Das Institut der Wirtschaftsprüfer e.V. (IDW) hat mit der Veröffentlichung seines Standards IDW PS 980 zur Prüfung von Compliance-Management-Systemen (CMS) im Jahr 2011 in der Compliance-Landschaft in Deutschland einen Benchmark gesetzt. Im Oktober 2021 veröffentlichte das IDW einen Entwurf für die Neufassung (IDW EPS 980 n.F. (10.2021)). Diese ist notwendig geworden, da sich die Rahmenbedingungen seit 2011 nachhaltig geändert haben (Änderungen in der Unternehmens- und Prüfungspraxis, das neue Finanzmarktintegritätsstärkungsgesetz (FISG) mit Pflichten zur Einrichtung von internen Kontroll- und Risikomanagementsystemen, neue Rechtsprechung, weitere IDW Verlautbarungen, z.B. zur Prüfung von Risikomanagementsystemen oder internen Kontrollsystemen). Die Neufassung fokussiert sich auf die Grundlagen der Prüfungsplanung, Prüfungsdurchführung und Berichterstattung für ein bestehendes CMS bezüglich dessen Angemessenheit und Wirksamkeit.
Wie zu erwarten war, bleiben die sieben Grundelemente eines CMS unangetastet:
Diese Elemente bauen aufeinander auf. Die Compliance-Kultur ist das implizite Bewusstsein einer Organisation, insbesondere des Managements, für die Bedeutung und Einhaltung von Regeln („Tone at the top“). In den Compliance-Zielen werden die konkreten Ziele des CMS festgelegt. Eine Risiko-Inventur mit Risikobewertung und -beurteilung bildet die Grundlage zur Festlegung der relevanten ComplianceRisiken. Ein Compliance-Programm definiert Grundsätze und Maßnahmen, um identifizierte Risiken zu mitigieren und Compliance-Verstöße zu vermeiden. Die Compliance-Organisation legt sowohl die Rollen als auch die Verantwortlichkeiten und damit die zur Verfügung gestellten Ressourcen fest. Die Compliance-Kommunikation regelt den Informationsfluss an interne und externe Betroffene über Compliance-Kultur, Compliance-Programm, Aus- und Weiterbildung, Rollen/ Verantwortlichkeiten und Berichtswege.

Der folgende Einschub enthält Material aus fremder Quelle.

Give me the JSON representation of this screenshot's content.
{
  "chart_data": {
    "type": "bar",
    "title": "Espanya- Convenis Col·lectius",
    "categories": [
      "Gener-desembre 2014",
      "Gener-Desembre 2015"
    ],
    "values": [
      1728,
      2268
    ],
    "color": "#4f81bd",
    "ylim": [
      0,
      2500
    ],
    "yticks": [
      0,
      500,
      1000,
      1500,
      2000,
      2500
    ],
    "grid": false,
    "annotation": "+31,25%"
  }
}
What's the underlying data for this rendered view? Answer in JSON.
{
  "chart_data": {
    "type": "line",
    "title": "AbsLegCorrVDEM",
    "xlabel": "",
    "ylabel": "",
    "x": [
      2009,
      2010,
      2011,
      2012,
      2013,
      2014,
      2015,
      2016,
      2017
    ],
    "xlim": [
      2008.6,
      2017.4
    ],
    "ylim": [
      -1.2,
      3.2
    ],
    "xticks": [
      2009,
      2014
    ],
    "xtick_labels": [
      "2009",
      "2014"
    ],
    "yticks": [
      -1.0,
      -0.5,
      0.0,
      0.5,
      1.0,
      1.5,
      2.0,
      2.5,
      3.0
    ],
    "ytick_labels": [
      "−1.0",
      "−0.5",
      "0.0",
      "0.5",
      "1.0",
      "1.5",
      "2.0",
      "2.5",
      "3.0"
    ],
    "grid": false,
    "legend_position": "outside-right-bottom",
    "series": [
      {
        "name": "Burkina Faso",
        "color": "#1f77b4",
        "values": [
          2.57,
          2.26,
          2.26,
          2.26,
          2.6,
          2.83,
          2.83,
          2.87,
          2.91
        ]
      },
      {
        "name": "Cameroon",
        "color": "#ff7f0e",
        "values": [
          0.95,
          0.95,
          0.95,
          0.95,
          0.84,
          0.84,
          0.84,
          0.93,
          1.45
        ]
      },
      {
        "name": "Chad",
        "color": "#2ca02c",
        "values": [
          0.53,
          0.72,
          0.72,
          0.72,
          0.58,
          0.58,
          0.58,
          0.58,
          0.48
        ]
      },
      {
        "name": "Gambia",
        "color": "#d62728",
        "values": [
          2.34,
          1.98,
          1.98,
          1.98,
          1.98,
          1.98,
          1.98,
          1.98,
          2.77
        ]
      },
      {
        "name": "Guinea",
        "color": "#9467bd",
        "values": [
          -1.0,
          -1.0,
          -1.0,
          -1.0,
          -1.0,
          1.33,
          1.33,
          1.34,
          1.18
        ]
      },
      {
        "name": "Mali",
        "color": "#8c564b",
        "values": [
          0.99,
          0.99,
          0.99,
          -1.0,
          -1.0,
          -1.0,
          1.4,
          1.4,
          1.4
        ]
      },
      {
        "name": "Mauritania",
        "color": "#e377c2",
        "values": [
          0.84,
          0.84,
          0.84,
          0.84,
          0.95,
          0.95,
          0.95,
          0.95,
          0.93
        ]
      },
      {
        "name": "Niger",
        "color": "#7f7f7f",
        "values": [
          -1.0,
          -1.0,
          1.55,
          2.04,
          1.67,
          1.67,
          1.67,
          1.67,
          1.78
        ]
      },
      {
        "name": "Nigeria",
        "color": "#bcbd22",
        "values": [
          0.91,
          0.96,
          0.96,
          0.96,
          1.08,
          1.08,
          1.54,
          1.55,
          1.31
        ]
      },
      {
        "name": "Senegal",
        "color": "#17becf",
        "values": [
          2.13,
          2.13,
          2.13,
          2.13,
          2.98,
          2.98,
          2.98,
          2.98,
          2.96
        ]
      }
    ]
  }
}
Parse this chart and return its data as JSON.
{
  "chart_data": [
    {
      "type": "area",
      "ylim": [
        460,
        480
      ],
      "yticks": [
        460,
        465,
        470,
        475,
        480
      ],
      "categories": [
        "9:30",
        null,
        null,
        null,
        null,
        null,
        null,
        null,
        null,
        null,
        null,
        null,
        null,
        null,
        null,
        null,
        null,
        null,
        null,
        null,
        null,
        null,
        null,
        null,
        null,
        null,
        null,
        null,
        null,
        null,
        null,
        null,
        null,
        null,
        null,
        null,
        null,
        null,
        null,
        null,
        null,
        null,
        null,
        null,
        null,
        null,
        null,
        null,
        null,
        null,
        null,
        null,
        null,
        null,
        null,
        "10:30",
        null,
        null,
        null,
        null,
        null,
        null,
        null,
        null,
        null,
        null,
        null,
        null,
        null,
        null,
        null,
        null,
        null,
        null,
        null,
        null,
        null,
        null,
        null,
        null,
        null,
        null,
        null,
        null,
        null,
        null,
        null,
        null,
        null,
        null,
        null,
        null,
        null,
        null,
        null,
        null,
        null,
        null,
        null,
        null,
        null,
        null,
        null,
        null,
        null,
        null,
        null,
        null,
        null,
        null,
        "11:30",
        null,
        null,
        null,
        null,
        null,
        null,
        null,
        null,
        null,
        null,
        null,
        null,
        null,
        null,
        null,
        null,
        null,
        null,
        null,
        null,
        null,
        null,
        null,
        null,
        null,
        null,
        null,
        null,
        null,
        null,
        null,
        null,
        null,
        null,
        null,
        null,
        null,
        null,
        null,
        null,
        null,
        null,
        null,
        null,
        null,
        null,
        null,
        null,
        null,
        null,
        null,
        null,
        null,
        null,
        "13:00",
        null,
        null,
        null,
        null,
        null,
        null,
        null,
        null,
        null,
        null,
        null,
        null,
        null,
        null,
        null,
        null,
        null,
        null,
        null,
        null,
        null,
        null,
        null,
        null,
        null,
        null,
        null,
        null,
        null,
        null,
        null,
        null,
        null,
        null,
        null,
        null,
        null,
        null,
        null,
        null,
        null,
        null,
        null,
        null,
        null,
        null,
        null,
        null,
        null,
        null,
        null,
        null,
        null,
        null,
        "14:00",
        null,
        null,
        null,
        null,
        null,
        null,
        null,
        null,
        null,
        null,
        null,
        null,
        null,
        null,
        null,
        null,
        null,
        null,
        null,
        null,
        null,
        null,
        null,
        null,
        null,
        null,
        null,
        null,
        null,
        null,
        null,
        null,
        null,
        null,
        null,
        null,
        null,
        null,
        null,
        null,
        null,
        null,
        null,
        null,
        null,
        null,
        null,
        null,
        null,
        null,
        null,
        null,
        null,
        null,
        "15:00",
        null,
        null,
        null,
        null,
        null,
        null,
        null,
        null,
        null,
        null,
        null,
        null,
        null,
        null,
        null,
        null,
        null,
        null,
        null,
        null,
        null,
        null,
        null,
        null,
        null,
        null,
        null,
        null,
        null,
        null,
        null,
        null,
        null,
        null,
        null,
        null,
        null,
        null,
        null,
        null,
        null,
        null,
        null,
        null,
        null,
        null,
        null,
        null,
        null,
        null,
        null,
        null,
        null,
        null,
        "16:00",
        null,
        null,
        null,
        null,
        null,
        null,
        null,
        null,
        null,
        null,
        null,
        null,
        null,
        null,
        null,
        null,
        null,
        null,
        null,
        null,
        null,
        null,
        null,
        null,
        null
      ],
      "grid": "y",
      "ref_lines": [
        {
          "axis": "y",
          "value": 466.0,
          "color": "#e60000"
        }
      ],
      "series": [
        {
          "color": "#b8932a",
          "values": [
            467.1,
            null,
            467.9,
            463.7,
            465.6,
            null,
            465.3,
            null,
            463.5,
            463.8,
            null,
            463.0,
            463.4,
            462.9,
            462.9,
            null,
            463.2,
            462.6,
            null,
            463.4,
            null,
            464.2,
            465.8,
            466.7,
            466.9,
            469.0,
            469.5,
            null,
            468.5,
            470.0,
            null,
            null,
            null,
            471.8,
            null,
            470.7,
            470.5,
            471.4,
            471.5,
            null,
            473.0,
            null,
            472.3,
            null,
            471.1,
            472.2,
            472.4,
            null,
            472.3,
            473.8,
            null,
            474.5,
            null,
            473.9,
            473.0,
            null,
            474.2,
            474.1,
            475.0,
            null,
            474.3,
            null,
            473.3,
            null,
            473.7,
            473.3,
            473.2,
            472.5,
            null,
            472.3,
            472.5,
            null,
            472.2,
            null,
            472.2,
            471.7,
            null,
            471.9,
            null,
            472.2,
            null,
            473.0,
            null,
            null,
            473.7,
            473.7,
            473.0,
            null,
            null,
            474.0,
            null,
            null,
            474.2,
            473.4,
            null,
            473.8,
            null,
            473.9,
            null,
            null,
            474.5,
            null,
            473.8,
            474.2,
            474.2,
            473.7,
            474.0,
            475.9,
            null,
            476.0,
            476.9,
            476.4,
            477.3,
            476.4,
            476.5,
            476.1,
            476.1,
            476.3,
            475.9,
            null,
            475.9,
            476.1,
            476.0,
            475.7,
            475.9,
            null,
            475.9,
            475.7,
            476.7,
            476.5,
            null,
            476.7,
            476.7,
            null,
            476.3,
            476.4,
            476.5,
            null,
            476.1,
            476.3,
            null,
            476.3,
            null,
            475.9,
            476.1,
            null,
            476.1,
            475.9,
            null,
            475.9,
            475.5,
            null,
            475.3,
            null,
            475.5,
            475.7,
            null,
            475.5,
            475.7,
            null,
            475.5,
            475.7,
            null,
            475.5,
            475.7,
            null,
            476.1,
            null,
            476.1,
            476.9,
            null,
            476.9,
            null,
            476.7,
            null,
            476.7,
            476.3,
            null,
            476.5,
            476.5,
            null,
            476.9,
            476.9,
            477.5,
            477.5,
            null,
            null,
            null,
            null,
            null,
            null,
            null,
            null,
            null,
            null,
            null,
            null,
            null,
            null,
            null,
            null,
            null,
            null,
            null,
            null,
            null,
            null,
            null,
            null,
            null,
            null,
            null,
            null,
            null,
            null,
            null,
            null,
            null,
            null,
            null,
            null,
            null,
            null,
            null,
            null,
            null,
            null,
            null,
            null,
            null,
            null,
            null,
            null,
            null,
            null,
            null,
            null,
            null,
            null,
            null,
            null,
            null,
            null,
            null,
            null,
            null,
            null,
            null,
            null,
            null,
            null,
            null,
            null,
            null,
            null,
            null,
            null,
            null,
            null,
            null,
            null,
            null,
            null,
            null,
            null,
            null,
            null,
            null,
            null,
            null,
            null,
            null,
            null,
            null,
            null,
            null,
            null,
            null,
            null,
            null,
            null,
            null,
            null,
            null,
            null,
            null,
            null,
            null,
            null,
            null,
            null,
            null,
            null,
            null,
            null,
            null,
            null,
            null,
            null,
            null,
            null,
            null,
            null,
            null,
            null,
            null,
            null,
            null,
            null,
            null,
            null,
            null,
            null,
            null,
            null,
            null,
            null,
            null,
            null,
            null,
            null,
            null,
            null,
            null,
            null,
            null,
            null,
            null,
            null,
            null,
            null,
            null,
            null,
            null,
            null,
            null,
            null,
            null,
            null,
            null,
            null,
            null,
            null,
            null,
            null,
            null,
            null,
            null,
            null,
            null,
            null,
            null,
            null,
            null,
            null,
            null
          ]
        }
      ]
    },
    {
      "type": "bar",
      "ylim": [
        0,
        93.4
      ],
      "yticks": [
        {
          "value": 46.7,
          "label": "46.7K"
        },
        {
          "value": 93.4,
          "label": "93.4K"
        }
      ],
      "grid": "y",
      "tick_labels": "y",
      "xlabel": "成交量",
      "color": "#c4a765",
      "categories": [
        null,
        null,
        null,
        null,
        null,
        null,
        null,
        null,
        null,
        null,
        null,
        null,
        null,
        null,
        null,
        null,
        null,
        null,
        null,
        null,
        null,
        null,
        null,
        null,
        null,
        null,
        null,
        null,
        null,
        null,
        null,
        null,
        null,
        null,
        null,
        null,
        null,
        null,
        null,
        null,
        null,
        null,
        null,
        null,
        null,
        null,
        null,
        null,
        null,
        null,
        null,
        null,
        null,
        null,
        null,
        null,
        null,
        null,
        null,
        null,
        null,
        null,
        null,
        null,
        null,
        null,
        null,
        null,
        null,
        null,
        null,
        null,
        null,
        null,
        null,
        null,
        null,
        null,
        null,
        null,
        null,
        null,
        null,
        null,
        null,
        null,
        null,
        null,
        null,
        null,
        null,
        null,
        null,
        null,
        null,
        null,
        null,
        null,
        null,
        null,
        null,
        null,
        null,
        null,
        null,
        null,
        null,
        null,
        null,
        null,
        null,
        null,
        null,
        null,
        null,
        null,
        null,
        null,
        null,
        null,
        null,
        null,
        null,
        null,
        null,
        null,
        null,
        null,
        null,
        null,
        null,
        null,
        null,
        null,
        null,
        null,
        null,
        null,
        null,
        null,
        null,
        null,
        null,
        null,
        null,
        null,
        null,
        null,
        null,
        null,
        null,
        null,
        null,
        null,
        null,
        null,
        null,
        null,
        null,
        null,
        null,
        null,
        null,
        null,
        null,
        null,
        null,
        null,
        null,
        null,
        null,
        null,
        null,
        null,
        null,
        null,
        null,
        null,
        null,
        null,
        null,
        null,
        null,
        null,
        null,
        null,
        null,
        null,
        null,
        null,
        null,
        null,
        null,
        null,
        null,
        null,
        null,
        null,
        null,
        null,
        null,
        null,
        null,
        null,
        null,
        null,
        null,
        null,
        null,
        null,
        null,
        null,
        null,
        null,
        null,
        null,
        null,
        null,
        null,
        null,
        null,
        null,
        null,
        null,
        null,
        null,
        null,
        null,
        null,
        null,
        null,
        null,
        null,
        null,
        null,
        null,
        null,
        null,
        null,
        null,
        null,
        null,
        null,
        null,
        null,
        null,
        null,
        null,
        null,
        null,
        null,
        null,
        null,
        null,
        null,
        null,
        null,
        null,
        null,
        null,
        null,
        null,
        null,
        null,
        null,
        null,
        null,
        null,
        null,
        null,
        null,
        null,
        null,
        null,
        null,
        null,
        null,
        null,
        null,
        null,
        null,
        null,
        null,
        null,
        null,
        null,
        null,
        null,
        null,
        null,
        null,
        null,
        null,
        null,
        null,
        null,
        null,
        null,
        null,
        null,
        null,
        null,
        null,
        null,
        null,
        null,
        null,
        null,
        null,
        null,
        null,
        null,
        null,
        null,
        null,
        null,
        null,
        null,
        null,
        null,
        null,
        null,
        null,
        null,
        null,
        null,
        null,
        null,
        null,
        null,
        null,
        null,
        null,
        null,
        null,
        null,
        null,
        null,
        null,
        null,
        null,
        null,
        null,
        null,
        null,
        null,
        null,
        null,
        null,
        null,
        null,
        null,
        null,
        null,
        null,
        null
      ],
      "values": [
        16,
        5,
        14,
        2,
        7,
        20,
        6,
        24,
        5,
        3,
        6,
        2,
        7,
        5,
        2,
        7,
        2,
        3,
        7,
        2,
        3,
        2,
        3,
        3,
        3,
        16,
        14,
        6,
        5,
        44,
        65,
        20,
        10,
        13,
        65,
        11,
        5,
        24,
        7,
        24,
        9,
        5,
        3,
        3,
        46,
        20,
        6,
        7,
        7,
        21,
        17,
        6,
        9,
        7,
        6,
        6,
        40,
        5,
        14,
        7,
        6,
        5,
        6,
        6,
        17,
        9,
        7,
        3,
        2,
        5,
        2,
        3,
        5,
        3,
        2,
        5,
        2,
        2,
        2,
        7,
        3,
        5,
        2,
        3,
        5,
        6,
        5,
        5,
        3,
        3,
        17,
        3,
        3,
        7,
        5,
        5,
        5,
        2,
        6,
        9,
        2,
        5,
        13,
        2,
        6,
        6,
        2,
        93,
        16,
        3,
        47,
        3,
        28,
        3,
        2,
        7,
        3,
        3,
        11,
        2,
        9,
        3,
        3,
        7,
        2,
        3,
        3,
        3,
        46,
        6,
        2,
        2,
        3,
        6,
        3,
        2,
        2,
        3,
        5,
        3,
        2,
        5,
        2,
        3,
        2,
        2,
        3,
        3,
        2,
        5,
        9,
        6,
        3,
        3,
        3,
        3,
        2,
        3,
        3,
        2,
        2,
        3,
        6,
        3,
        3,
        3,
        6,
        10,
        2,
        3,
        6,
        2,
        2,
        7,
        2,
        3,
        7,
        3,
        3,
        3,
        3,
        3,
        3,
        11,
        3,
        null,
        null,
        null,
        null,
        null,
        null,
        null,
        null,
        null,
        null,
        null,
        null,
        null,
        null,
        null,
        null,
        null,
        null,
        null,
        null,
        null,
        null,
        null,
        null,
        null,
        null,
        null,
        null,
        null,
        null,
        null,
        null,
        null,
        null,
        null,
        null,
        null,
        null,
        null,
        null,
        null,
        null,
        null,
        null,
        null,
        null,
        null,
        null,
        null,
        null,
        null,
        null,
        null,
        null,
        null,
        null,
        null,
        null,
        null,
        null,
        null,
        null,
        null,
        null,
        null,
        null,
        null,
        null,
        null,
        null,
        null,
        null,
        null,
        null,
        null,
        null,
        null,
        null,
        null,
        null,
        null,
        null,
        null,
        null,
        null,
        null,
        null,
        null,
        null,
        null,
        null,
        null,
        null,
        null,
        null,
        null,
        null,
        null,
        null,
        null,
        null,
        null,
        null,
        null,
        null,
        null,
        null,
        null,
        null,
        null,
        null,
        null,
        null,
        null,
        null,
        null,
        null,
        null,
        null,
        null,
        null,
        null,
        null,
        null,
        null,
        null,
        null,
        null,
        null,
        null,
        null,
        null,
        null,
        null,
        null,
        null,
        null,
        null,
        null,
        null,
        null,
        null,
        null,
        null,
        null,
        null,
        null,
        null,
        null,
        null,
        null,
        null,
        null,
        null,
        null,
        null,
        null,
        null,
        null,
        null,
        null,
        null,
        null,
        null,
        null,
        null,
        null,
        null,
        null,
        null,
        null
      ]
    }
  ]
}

Die Compliance-Überwachung und Verbesserung beschreibt das CMS als dynamisches System, das regelmäßig überprüft und an geänderte Rahmenbedingungen angepasst werden muss.
In der Neufassung des Standards werden die beiden in der Praxis relevanten Auftragstypen Angemessenheitsprüfung und Wirksamkeitsprüfung nochmals detaillierter hinsichtlich der Prüfungsdurchführung und den Prüfungsurteilen beschrieben. Die in der Praxis irrelevante Konzeptprüfung wird ganz gestrichen.
Für die Praxis in den Unternehmen relevanter sind die eher implizit ausgeführten Anpassungen. So wird die Verantwortung des Vorstands für ein CMS deutlich hervorgehoben. Auch wird die Interaktion der Prüfer mit der Internen Revision viel öfter thematisiert, was als ein deutlicher Hinweis auf eine stärkere Bedeutung des CMSElements „Compliance Überwachung und Verbesserung“ interpretiert werden kann.
Das IDW hat seinen Prüfungsstandard PS 980 auf den aktuellen Stand der Unternehmens- und Prüfungspraxis gebracht. Der Standard kann vor allem dem CMS-Prüfer durch viele detailliertere und präzisere Ausführungen als hilfreiche Grundlage für die Durchführung einer Prüfung dienen. Für Unternehmen haben die Änderungen zur Auftragsgestaltung der Wirtschaftsprüfer eher eine nachrangige Bedeutung. Für sie ist aber relevant, dass der Entwurf die Rolle des Vorstands und der Internen Revision sowie die Verantwortung des Unternehmens für die Ausgestaltung eines angemessenen, effektiven, gelebten und stetig weiterentwickelten CMS stärker betont.
Der neue Standard soll erstmals bei freiwilligen Prüfungen von CMS anzuwenden sein, die nach dem 31.12.2022 beauftragt werden, eine frühere Anwendung soll zulässig sein. Änderungs- oder Ergänzungsvorschläge können bis zum 31.05.2022 beim IDW eingereicht werden.